Safety of t-PA clot-busting therapy questioned

Across the world, emergency medical teams often administer a powerful clot-busting drug called tissue plasminogen activator (t-PA) to help patients stricken by heart attack.

But a new study led by researchers at Weill Cornell Medical College in New York City suggests the drug may have a darker side -- raising patients' risk for dangerous arrhythmias and triggering an unhealthy constriction of coronary vessels.

"In some cases, using this drug might make matters worse. In our study, we found that t-PA boosts cardiac nerve cell production of a powerful neurotransmitter called norepinephrine," explains study senior author Dr. Roberto Levi, professor of pharmacology at Weill Cornell Medical College.

"Besides being a powerful vasoconstrictor, norepinephrine has also been linked to a heightened risk of arrhythmia," he adds. "Our finding could help explain the excess risk for dangerous and even fatal arrhythmias in heart attack patients who have received t-PA."

Dr. Levi's team published their findings recently in the Journal of Experimental Medicine.

The drug t-PA is actually a recombinant form of a protease enzyme that's released naturally by the human body.

"The body uses it just as doctors do -- to make sure that clotting doesn't get out of hand," Dr. Levi explains.

For a long time, scientists believed that the enzyme was only secreted by the endothelial cells that line blood vessels. But research carried out at the University of Connecticut by J. O'Rourke revealed that nerve cells in and around the heart also emit t-PA.

"Our question was, 'What is it doing there?'" Dr. Levi says.

Working with postdoctoral fellow Dr. Ulrich Schaefer (now at the University of Lubeck, Germany) and Dr. Sidney Strickland, and colleagues at The Rockefeller University in New York City, Dr. Levi used a line of genetically engineered "knockout" mice to help solve the puzzle.

These mice, whose cardiac nerve cells did not generate t-PA, had greatly subdued sympathetic nervous systems when stimulated by an electrical field, the researchers found. Moreover, the hearts of t-PA-deficient mice also failed to produce the spike in norepinephrine seen in normal mice when they were placed under electrical field stimulation.

"In addition, t-PA deficient mice subjected to cardiac ischemia -- a sudden reduction in blood flow that simulates heart attack -- showed a much smaller release of the neurotransmitter than normal mice, suggesting that t-PA is a necessary 'switch' for this jump in norepinephrine," Dr. Levi says.

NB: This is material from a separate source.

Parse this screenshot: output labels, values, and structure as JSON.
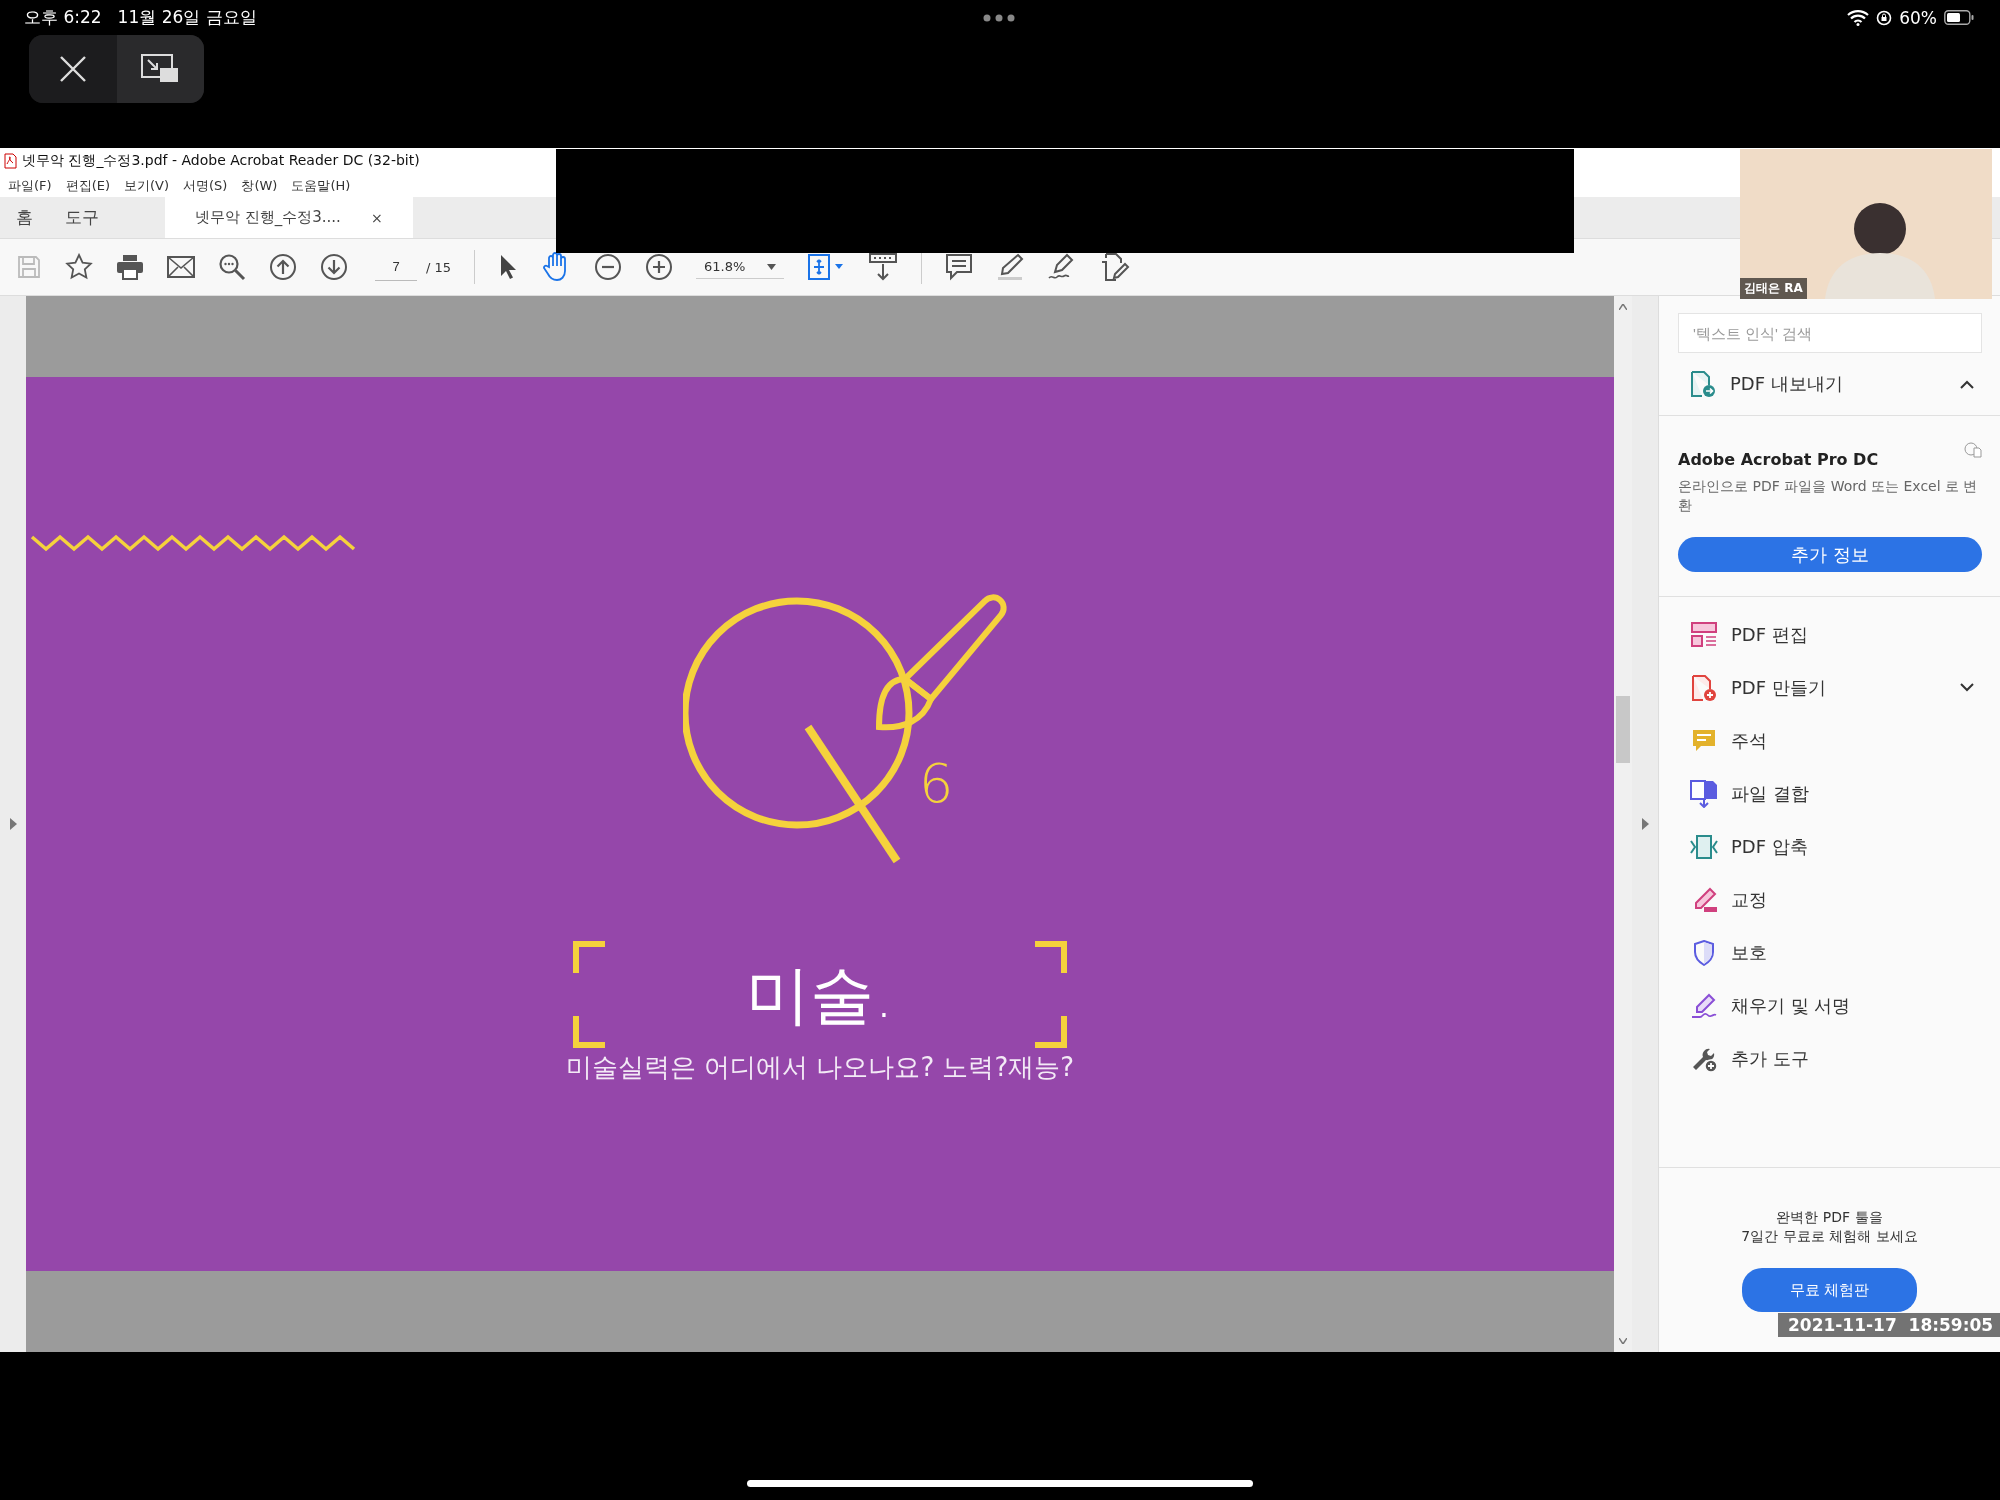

Significantly, mice without functioning t-PA also had much lower rates of arrhythmia when subjected to ischemia and reperfusion (a return of blood to the heart) compared to normal mice.

These findings support the notion that t-PA release by cardiac nerve cells is a prime culprit in cardiac arrhythmias associated with heart attack, the researchers say.

The exact biochemical chain of events linking the enzyme to norepinephrine release is not yet known. However, scientists do know that norepinephrine raises arrhythmia risk by activating beta receptors on the surface of cardiac cells.

"Remember, beta receptors are the therapeutic target for beta-blocker medications, one of the most widely used anti-arrhythmia agents that we have," notes Dr. Levi.

So, does it make sense to give heart attack patients a drug that might actually raise their risk for arrhythmia?

According to Dr. Levi, these data are preliminary, and it's still too early to offer any recommendations in terms of clinical practice -- especially since t-PA remains one of the few effective, widely available weapons emergency room teams have when battling stroke and heart attack.

"Still, our finding does raise intriguing new questions about this therapy. It also opens a new window into the mechanisms behind arrhythmia, suggesting possible new therapeutic targets," Dr. Levi says. "We hope to learn much more in future research."

This research was funded by grants from the U.S. National Institutes of Health.

Co-authors include Takuji Machida of Weill Cornell Medical College, New York City, and Dr. Sandra Vorlova of The Rockefeller University, New York City.